Für vier Portionen haben wir hier etwa 400 Gramm Hüftsteak vom Rind. Das schneiden wir in hauchdünne Scheiben und marinieren es. In China werden die Fleischstücke - egal welche Sorte - vorher meist noch mal so, lange unter Zugabe von Wasser geknetet, bis dieses klar bleibt und sich nicht mehr durch Myoglobin, also Fleischsaft, rötlich färbt. Dies geschieht, weil man in China den Geruch von rohem Fleisch und Fleischsaft abstoßend findet. Neben dem Zartmach-Effekt ein weiterer Grund auch, warum fast alles mariniert wird. Man muss dazu aber wissen, das Fleisch im Land der Mitte meist recht schlachtfrisch verwendet wird. Bei uns, wo es etwas abhängen und reifen darf, ist diese "Wäsche" eigentlich unnötig.


Die Marinade ist natürlich aus Gründen des Geschmacks und der bereits erwähnten Zartheit unerlässlich. Hierzu nehmen wir:
  • 1 EL dunkle chinesische Sojasauce
  • 1 El chinesischen Reiswein (Shaoxin)
  • 1 EL Speisestärke
  • Prise Salz
  • Prise weißer Pfeffer
  • 2 TL Sesamöl
Zutaten gut vermengen und mindestens zwanzig Minuten ziehen lassen. Das Sesamöl erst zum Ende des Marinervorgangs hinzufügen. 


So sieht dass dann aus.


Desweiteren:
  • 1 halbe Knolle chinesischer Ballenknoblauch (oder zwei normale Zehen)
  • 6 Frühlingszwiebeln
  • 1/2 kleine rote Paprika
  • 1/2 kleine grüne Paprika
  • 200 g Keimsprossen (Mungobohne)
  • 1 Handvoll frischer Shiitake (oder kleiner Champignons)
Die Zutaten, wie auf dem Bild zu sehen, vorbereiten. Frühlingszwiebeln in weiße und grüne Stücke teilen.

Statt frischer Shiitake kann man auch zwölf getrocknete nehmen, eine halbe Stunde in warmen Wasser einweichen und gut ausdrücken.
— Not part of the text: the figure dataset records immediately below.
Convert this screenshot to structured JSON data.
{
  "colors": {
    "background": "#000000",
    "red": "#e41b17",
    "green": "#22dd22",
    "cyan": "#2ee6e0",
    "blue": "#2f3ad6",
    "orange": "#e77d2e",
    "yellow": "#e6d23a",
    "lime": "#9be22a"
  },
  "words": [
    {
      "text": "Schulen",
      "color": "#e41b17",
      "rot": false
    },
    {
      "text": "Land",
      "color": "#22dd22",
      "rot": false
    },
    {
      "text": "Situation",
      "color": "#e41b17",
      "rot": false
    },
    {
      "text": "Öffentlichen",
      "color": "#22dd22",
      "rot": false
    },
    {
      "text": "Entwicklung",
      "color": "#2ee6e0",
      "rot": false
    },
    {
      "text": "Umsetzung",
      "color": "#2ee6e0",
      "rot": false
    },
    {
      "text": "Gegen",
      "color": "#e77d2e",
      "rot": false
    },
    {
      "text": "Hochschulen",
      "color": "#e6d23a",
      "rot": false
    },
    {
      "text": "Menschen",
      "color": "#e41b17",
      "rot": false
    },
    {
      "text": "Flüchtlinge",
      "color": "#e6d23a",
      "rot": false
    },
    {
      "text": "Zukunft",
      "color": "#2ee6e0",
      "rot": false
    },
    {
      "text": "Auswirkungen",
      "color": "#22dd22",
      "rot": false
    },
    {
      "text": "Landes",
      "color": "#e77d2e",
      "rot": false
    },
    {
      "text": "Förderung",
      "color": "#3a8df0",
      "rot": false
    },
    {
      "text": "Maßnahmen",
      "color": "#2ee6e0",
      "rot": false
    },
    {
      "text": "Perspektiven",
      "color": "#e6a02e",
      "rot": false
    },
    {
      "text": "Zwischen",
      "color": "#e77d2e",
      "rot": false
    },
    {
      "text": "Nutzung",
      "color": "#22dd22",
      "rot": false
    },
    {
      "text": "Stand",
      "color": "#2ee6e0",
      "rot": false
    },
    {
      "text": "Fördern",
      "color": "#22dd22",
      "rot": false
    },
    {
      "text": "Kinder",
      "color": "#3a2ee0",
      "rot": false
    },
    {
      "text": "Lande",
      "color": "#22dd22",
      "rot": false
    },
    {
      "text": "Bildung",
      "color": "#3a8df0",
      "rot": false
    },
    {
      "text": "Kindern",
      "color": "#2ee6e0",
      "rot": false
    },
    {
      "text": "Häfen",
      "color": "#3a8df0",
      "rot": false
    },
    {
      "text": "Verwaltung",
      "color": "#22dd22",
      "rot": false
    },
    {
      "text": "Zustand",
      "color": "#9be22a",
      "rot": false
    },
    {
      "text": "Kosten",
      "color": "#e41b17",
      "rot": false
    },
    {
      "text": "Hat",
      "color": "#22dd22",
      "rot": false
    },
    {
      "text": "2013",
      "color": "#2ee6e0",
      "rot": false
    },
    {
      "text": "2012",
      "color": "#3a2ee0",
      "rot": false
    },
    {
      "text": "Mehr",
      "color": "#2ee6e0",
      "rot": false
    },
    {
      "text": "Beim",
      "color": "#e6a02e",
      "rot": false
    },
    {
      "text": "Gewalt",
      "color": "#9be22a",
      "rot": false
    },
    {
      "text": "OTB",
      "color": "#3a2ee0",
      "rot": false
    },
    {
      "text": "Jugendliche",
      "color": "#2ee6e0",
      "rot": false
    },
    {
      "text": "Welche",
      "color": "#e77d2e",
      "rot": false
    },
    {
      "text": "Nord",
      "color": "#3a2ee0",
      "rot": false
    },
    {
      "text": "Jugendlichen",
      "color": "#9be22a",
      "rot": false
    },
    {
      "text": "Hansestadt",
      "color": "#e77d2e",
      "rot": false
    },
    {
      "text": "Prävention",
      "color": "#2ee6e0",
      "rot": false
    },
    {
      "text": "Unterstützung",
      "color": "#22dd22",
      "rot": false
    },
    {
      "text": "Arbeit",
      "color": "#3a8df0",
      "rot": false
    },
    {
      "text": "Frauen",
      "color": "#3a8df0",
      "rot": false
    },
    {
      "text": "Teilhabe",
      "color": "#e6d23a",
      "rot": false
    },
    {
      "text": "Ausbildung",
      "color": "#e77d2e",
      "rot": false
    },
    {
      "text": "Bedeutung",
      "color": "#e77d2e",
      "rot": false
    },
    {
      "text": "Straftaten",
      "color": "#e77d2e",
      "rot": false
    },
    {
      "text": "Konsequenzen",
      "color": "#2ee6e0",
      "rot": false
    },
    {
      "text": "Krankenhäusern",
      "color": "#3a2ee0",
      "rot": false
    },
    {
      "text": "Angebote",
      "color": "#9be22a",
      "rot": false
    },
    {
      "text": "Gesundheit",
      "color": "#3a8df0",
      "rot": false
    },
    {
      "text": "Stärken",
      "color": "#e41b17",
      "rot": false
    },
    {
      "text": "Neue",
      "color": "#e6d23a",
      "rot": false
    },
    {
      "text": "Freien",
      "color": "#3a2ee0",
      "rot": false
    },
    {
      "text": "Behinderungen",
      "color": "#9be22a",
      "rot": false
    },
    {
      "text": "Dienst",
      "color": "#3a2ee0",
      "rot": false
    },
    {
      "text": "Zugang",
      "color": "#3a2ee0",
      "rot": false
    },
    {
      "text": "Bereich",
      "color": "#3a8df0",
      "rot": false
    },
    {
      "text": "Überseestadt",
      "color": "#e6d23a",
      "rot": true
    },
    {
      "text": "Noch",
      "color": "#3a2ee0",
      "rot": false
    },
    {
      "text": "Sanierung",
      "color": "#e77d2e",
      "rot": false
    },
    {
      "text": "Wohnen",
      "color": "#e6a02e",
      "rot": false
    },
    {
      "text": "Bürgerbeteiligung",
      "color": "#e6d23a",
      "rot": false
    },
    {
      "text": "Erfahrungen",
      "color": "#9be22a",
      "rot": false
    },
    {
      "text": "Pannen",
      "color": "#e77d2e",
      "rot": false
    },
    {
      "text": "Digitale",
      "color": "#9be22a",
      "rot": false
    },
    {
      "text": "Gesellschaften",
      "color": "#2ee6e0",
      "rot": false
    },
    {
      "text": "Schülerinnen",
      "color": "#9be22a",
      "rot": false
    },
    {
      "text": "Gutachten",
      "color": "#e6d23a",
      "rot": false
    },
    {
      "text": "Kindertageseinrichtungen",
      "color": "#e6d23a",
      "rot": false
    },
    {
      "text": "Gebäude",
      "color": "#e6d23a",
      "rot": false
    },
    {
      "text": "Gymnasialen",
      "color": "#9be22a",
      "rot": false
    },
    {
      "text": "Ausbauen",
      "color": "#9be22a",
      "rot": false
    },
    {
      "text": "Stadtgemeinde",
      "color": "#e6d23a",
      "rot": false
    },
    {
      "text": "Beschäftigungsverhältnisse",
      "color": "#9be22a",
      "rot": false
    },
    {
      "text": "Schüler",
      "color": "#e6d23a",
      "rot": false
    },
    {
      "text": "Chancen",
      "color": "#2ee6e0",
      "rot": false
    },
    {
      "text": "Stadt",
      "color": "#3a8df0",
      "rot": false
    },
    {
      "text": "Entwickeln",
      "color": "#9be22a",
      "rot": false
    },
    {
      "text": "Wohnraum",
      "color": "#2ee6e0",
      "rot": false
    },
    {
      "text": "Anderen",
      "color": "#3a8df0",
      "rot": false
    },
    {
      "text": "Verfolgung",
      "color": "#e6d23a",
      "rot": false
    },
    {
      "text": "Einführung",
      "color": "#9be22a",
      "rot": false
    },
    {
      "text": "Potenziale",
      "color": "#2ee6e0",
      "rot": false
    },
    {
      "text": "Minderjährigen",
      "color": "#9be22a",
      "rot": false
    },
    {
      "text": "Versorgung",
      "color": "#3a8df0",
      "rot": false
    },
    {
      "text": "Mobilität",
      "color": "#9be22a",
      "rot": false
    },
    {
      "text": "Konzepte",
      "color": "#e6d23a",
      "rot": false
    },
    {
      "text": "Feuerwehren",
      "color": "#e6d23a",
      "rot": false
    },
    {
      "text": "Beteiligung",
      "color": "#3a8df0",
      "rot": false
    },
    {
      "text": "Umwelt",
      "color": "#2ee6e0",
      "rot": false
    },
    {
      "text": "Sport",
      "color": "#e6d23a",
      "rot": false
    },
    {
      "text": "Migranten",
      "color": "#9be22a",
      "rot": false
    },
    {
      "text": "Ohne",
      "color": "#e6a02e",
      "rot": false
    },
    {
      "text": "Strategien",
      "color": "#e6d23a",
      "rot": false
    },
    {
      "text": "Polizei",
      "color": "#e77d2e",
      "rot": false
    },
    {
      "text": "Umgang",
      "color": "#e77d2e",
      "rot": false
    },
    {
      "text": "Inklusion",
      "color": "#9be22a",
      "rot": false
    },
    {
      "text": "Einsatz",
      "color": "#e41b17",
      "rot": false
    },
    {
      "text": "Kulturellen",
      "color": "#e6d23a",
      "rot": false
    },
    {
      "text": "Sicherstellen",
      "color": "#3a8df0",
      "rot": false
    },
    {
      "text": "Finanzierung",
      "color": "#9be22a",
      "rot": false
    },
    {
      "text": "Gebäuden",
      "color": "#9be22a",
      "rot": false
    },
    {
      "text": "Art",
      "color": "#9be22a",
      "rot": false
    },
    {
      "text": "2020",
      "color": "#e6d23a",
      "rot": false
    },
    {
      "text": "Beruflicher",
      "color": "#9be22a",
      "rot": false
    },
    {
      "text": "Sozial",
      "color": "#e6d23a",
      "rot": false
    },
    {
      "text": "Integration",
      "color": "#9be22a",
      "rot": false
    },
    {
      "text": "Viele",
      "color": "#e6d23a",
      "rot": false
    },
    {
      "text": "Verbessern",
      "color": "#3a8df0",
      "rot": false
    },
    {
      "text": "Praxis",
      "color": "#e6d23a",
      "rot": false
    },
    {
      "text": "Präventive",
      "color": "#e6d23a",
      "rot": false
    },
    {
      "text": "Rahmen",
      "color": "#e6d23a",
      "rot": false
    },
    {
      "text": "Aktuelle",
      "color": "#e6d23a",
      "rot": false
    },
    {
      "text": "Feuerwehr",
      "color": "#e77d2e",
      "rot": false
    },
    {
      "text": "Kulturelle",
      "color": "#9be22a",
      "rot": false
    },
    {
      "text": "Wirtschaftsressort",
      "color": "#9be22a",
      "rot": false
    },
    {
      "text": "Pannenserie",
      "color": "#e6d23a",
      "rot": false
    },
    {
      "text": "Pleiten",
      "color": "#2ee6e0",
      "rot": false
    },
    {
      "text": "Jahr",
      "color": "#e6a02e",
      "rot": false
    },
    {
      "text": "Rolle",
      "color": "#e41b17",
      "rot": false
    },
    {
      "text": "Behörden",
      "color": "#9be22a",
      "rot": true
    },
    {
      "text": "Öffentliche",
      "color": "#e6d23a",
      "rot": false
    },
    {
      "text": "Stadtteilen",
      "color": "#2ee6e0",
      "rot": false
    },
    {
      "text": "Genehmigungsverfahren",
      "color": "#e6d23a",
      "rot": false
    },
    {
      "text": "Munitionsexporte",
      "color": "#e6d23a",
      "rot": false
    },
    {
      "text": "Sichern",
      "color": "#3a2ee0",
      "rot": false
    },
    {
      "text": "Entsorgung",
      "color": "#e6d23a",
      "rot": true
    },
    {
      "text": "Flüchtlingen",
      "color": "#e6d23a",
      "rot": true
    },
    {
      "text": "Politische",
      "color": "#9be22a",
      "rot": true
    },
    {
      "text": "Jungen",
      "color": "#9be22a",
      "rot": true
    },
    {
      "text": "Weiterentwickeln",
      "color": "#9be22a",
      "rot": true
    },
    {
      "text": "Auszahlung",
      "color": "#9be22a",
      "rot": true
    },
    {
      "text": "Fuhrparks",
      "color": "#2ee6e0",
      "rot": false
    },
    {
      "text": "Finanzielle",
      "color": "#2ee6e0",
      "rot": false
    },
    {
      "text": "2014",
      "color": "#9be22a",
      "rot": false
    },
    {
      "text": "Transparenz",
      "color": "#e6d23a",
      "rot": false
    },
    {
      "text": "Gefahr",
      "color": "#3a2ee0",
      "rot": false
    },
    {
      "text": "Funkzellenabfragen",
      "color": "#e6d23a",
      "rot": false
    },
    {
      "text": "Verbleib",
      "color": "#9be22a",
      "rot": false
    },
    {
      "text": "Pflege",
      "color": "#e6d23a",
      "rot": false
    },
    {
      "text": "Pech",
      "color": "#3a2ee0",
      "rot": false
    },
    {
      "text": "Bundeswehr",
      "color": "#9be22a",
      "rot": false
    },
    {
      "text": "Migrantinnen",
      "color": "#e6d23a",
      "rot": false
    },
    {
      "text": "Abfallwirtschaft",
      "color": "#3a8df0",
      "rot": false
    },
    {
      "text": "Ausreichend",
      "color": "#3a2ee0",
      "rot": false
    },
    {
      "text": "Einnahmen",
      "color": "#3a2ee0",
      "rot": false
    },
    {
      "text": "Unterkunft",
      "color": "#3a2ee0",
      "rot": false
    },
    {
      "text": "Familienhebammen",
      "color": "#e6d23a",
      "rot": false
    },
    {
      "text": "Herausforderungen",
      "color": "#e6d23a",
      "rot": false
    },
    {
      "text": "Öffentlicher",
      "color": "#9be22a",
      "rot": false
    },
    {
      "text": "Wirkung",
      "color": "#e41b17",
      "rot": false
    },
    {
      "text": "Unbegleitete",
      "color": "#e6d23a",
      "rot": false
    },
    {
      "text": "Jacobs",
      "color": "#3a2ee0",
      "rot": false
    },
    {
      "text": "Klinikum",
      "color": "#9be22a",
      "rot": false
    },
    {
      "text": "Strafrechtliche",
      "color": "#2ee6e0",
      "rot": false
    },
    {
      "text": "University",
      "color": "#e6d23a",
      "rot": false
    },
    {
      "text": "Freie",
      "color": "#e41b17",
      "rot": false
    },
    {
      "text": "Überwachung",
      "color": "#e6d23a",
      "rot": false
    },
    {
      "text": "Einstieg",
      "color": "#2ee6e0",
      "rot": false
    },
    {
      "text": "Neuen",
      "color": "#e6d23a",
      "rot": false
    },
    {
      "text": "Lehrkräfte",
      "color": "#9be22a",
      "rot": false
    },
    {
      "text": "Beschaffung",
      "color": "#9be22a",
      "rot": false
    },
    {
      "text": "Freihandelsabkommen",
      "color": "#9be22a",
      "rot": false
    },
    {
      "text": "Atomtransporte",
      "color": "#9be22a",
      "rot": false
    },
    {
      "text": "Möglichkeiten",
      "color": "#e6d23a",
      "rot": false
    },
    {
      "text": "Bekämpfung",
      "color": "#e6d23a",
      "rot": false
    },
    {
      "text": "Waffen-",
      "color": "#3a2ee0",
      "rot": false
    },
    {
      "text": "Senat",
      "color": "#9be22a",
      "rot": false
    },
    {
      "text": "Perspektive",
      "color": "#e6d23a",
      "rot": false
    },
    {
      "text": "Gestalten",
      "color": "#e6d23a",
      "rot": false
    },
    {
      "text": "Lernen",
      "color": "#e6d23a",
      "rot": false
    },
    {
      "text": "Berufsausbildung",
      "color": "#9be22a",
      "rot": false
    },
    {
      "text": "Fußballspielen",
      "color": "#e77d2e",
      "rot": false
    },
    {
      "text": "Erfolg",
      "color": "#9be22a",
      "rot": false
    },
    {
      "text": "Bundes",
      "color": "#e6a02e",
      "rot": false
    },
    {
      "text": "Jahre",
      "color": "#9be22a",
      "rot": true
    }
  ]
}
Dann müssen wir allerdings die Stiele entfernen, weil die, einmal getrocknet, holzig bleiben.



Die Sauce:
  • 2 EL helle chinesische Sojasauce
  • 1 EL dunkle chinesische Sojasauce
  • 1 EL Austernsauce
  • 1 EL Zucker
  • 6 EL chinesische Brühe oder Wasser
  • 1 El Speisestärke
Ist keine Austernsauce gewünscht, kann man auch einen Esslöffel dunkle Sojasauce oder auch schwarze Bohnenpaste nehmen. Mit Hoisinsauce experimentieren wäre auch noch eine Option, der Geschmack wird dadurch aber anders.

Gut verrühren, Fertig. Damit hätten wir die meiste Arbeit hinter uns, denn in der chinesischen Küche nimmt das mise en place die meiste Zeit in Anspruch.



Das Drachenmaul ist aus dem Winterschlaf erwacht ... und muss mal dringend geschrubbt und eingeölt werden, um Rost am Gerät zu verhinden (ähem). Die Patina des Woks sieht auch angegriffen aus, aber das ist nach dem heutigen Woken wieder alles im grünen Bereich. Flamme an und 26 kW - genug, um ein großes Mehrfamilienhaus zu heizen - brüllen uns entgegen. Es klingt jedesmal wieder so, als ob ich hier geheime Raketentests durchführe.  


Ordentlich Öl in den Wok, rauchheiß werden lassen, durchschwenken und bis auf zwei Esslöffel wieder abgießen, am besten in einen wärmebeständigen Behälter. Das Öl kann immer wieder benutzt werden. Ich sage es immer wieder, das ist ein Grund, warum Chinasrestaurants in der Regel nicht vegetarisch und schon gar nicht vegan kochen. Im selben Öl, in dem gerade der Tofu brät, hat kurz davor noch die Ente gebadet.  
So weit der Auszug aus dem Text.